In DQN, the neural network is used as a function approximator to learn the action value function $Q(s,a)$ - the neural network approximation to it is sometimes noted $\hat{q}(s,a,\theta)$ to show that this is an ongoing, approximate estimate, and that the values that it outputs depend on the NN's learnable parameters (weights and biases).
Why is this "supervised learning"? That is because in order to improve an estimate for Q, the network is presented with labelled data. In DQN this is specifically a mini-batch drawn from experience replay memory, but in all cases in RL, the format of each row of data is the same: A representation of the current state (or state+action sometimes), and a "ground truth" target value to learn to associate with that input. This learning by correct example is exactly supervised learning.
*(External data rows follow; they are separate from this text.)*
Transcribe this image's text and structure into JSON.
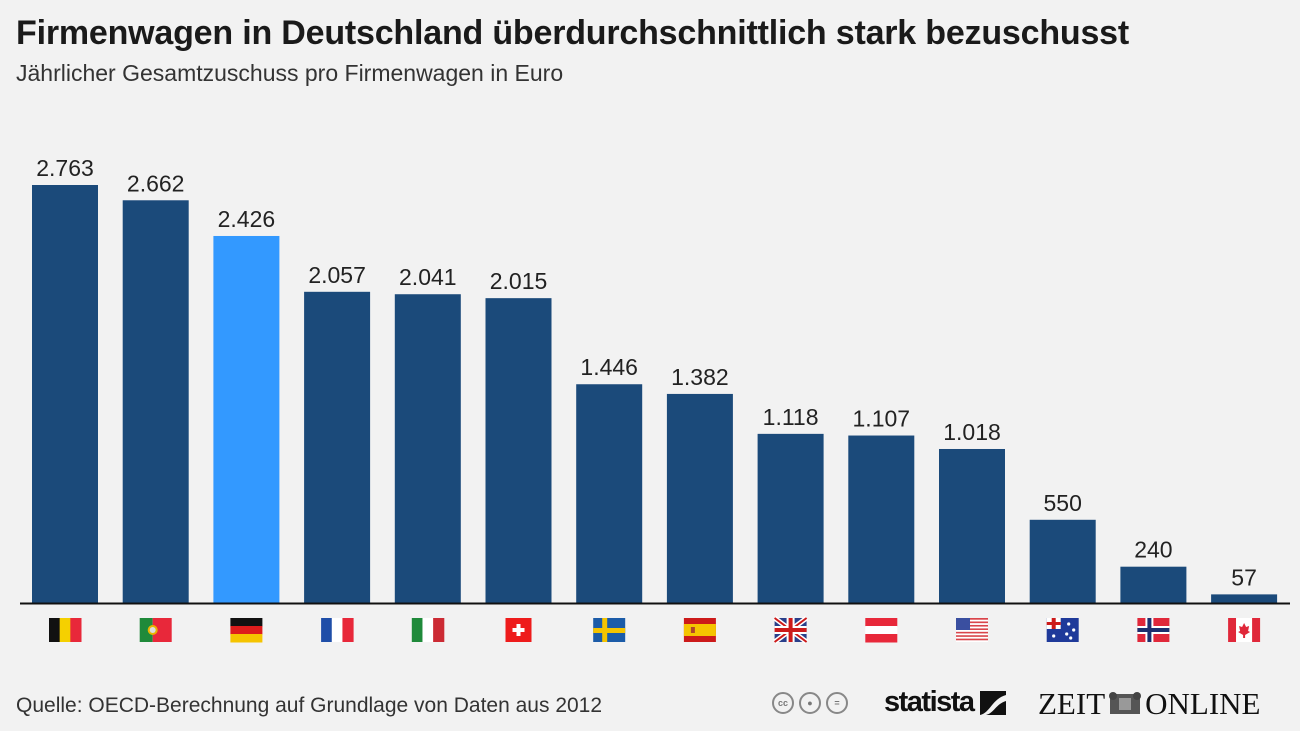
{
  "chart_data": {
    "type": "bar",
    "title": "Firmenwagen in Deutschland überdurchschnittlich stark bezuschusst",
    "subtitle": "Jährlicher Gesamtzuschuss pro Firmenwagen in Euro",
    "xlabel": "",
    "ylabel": "",
    "ylim": [
      0,
      2763
    ],
    "grid": false,
    "categories": [
      "Belgium",
      "Portugal",
      "Germany",
      "France",
      "Italy",
      "Switzerland",
      "Sweden",
      "Spain",
      "United Kingdom",
      "Austria",
      "United States",
      "Australia",
      "Norway",
      "Canada"
    ],
    "values": [
      2763,
      2662,
      2426,
      2057,
      2041,
      2015,
      1446,
      1382,
      1118,
      1107,
      1018,
      550,
      240,
      57
    ],
    "value_labels": [
      "2.763",
      "2.662",
      "2.426",
      "2.057",
      "2.041",
      "2.015",
      "1.446",
      "1.382",
      "1.118",
      "1.107",
      "1.018",
      "550",
      "240",
      "57"
    ],
    "flags": [
      "flag-belgium-icon",
      "flag-portugal-icon",
      "flag-germany-icon",
      "flag-france-icon",
      "flag-italy-icon",
      "flag-switzerland-icon",
      "flag-sweden-icon",
      "flag-spain-icon",
      "flag-uk-icon",
      "flag-austria-icon",
      "flag-usa-icon",
      "flag-australia-icon",
      "flag-norway-icon",
      "flag-canada-icon"
    ],
    "highlight_index": 2,
    "colors": {
      "bar": "#1b4a7a",
      "highlight": "#3399ff",
      "axis": "#111111",
      "label": "#222222"
    }
  },
  "footer": {
    "source": "Quelle: OECD-Berechnung auf Grundlage von Daten aus 2012",
    "license_icons": [
      "cc-icon",
      "by-icon",
      "nd-icon"
    ],
    "statista_logo": "statista",
    "zeit_logo": "ZEIT ONLINE",
    "zeit_logo_left": "ZEIT",
    "zeit_logo_right": "ONLINE"
  }
}
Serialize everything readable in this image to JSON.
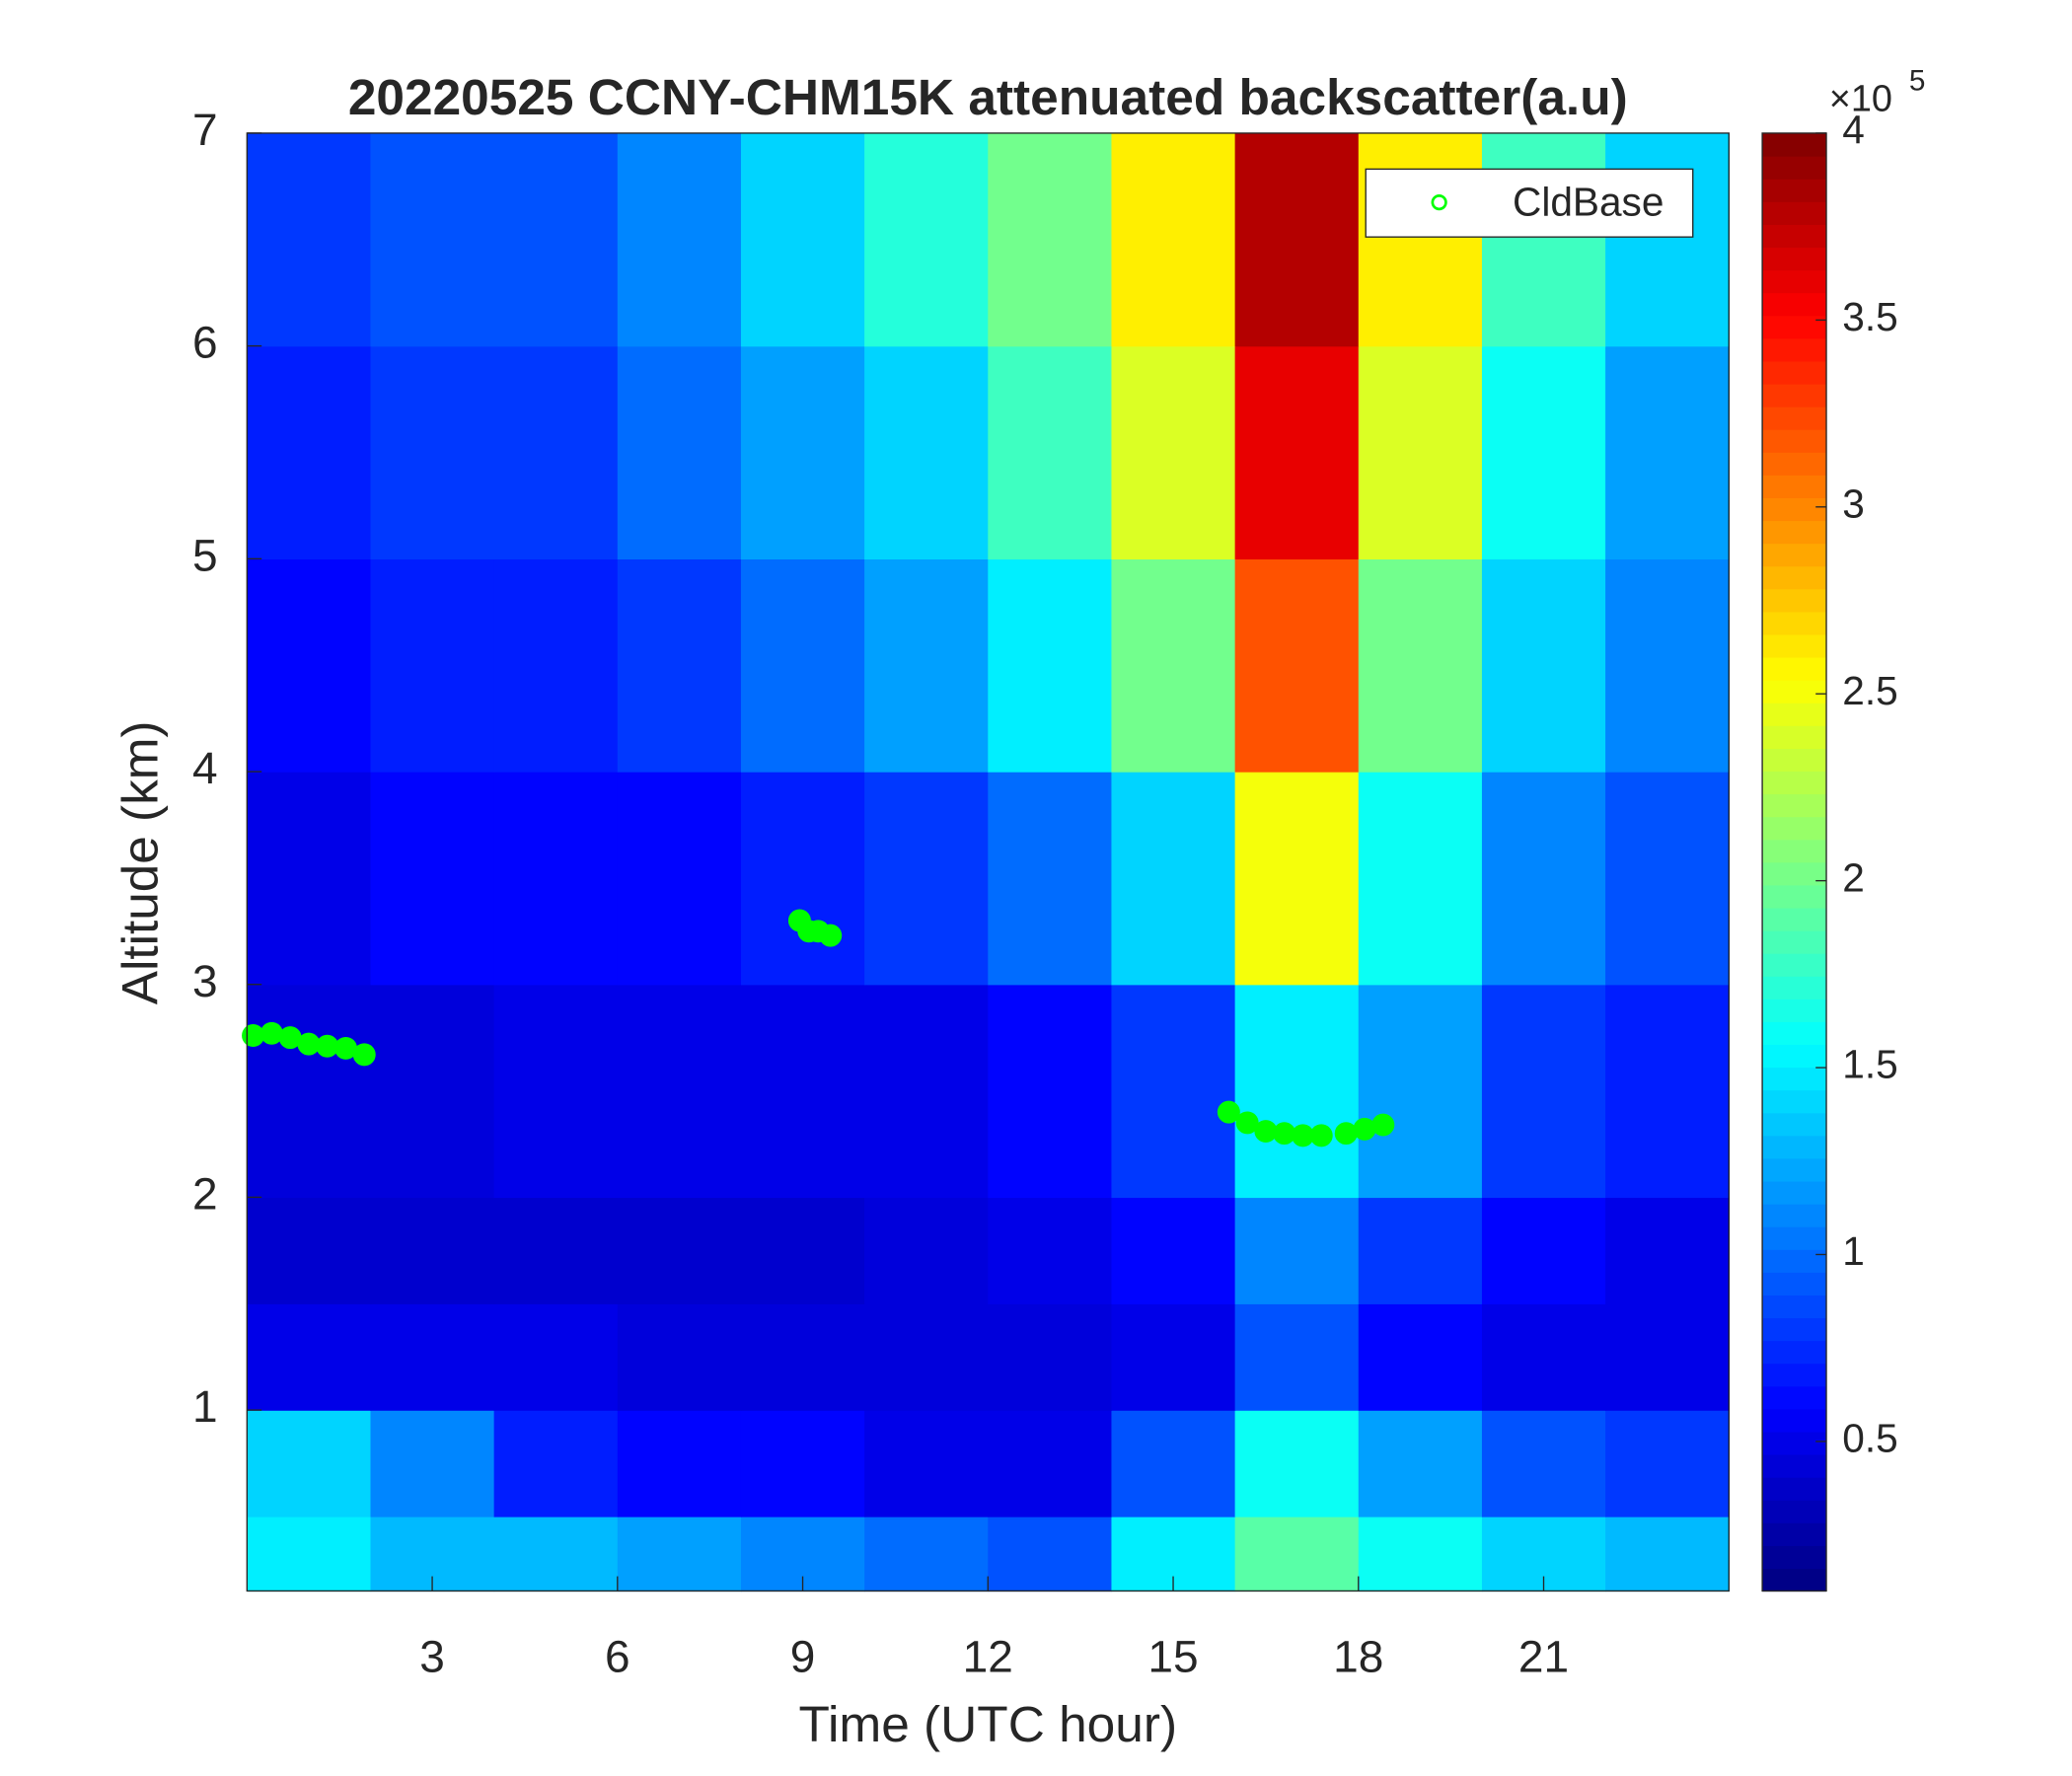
{
  "chart_data": {
    "type": "heatmap",
    "title": "20220525 CCNY-CHM15K attenuated backscatter(a.u)",
    "x_label": "Time (UTC hour)",
    "y_label": "Altitude (km)",
    "xlim": [
      0,
      24
    ],
    "ylim": [
      0.15,
      7
    ],
    "xticks": [
      3,
      6,
      9,
      12,
      15,
      18,
      21
    ],
    "yticks": [
      1,
      2,
      3,
      4,
      5,
      6,
      7
    ],
    "heatmap": {
      "xbins": [
        0,
        2,
        4,
        6,
        8,
        10,
        12,
        14,
        16,
        18,
        20,
        22,
        24
      ],
      "ybins": [
        0.15,
        0.5,
        1,
        1.5,
        2,
        3,
        4,
        5,
        6,
        7
      ],
      "z": [
        [
          1.5,
          1.3,
          1.3,
          1.2,
          1.1,
          1.0,
          0.9,
          1.5,
          1.9,
          1.6,
          1.4,
          1.3
        ],
        [
          1.4,
          1.1,
          0.7,
          0.6,
          0.6,
          0.5,
          0.5,
          0.9,
          1.6,
          1.2,
          0.9,
          0.8
        ],
        [
          0.5,
          0.5,
          0.5,
          0.45,
          0.45,
          0.45,
          0.45,
          0.5,
          0.9,
          0.6,
          0.5,
          0.5
        ],
        [
          0.4,
          0.4,
          0.4,
          0.4,
          0.4,
          0.45,
          0.5,
          0.6,
          1.1,
          0.8,
          0.6,
          0.5
        ],
        [
          0.45,
          0.45,
          0.5,
          0.5,
          0.5,
          0.5,
          0.6,
          0.8,
          1.5,
          1.2,
          0.8,
          0.7
        ],
        [
          0.5,
          0.6,
          0.6,
          0.6,
          0.7,
          0.8,
          1.0,
          1.4,
          2.5,
          1.6,
          1.1,
          0.9
        ],
        [
          0.6,
          0.7,
          0.7,
          0.8,
          1.0,
          1.2,
          1.5,
          2.0,
          3.2,
          2.0,
          1.4,
          1.1
        ],
        [
          0.7,
          0.8,
          0.8,
          1.0,
          1.2,
          1.4,
          1.8,
          2.4,
          3.6,
          2.4,
          1.6,
          1.2
        ],
        [
          0.8,
          0.9,
          0.9,
          1.1,
          1.4,
          1.7,
          2.0,
          2.6,
          3.8,
          2.6,
          1.8,
          1.4
        ]
      ],
      "clim": [
        0.1,
        4
      ]
    },
    "colorbar_ticks": [
      0.5,
      1,
      1.5,
      2,
      2.5,
      3,
      3.5,
      4
    ],
    "colorbar_multiplier": {
      "base": "×10",
      "exponent": 5
    },
    "colormap": "jet",
    "legend": "upper right",
    "series": [
      {
        "name": "CldBase",
        "color": "#00ff00",
        "x": [
          0.1,
          0.4,
          0.7,
          1.0,
          1.3,
          1.6,
          1.9,
          8.95,
          9.1,
          9.25,
          9.45,
          15.9,
          16.2,
          16.5,
          16.8,
          17.1,
          17.4,
          17.8,
          18.1,
          18.4
        ],
        "y": [
          2.76,
          2.77,
          2.75,
          2.72,
          2.71,
          2.7,
          2.67,
          3.3,
          3.25,
          3.25,
          3.23,
          2.4,
          2.35,
          2.31,
          2.3,
          2.29,
          2.29,
          2.3,
          2.32,
          2.34
        ]
      }
    ]
  }
}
Now, there are some complications:
The "ground truth" is built by the RL algorithm on-demand, and equals the underlying real value $q_{\pi}(s,a)$ only in expectation over time. However, that is fine for any statistics-based learning algorithm that will learn a mean value.
The expected "ground truth" changes over time as RL improves the policy, so higher Q values will be expected, and the old lower ones need to be forgotten. This is why RL algorithms build the "ground truth" on demand - for single-step Q-learning, as used in basic DQN that is the $r + \gamma \text{max}_{a'}\hat{q}(s', a')$ formula that you may see in explanations, and is called the TD Target. That means that RL algorithms prefer to work with online algorithms that are biased towards most-recent data and forget older data. Neural networks and linear regression trained by gradient descent both fit this requirement.
An aside: In RL, to avoid using the term model twice, the term "function approximator" is used, where supervised learning might call the same thing a "model". That is because RL already uses the term model to refer to models of the environment (e.g. the rules of a game, or all the known transition probabilities and rewards).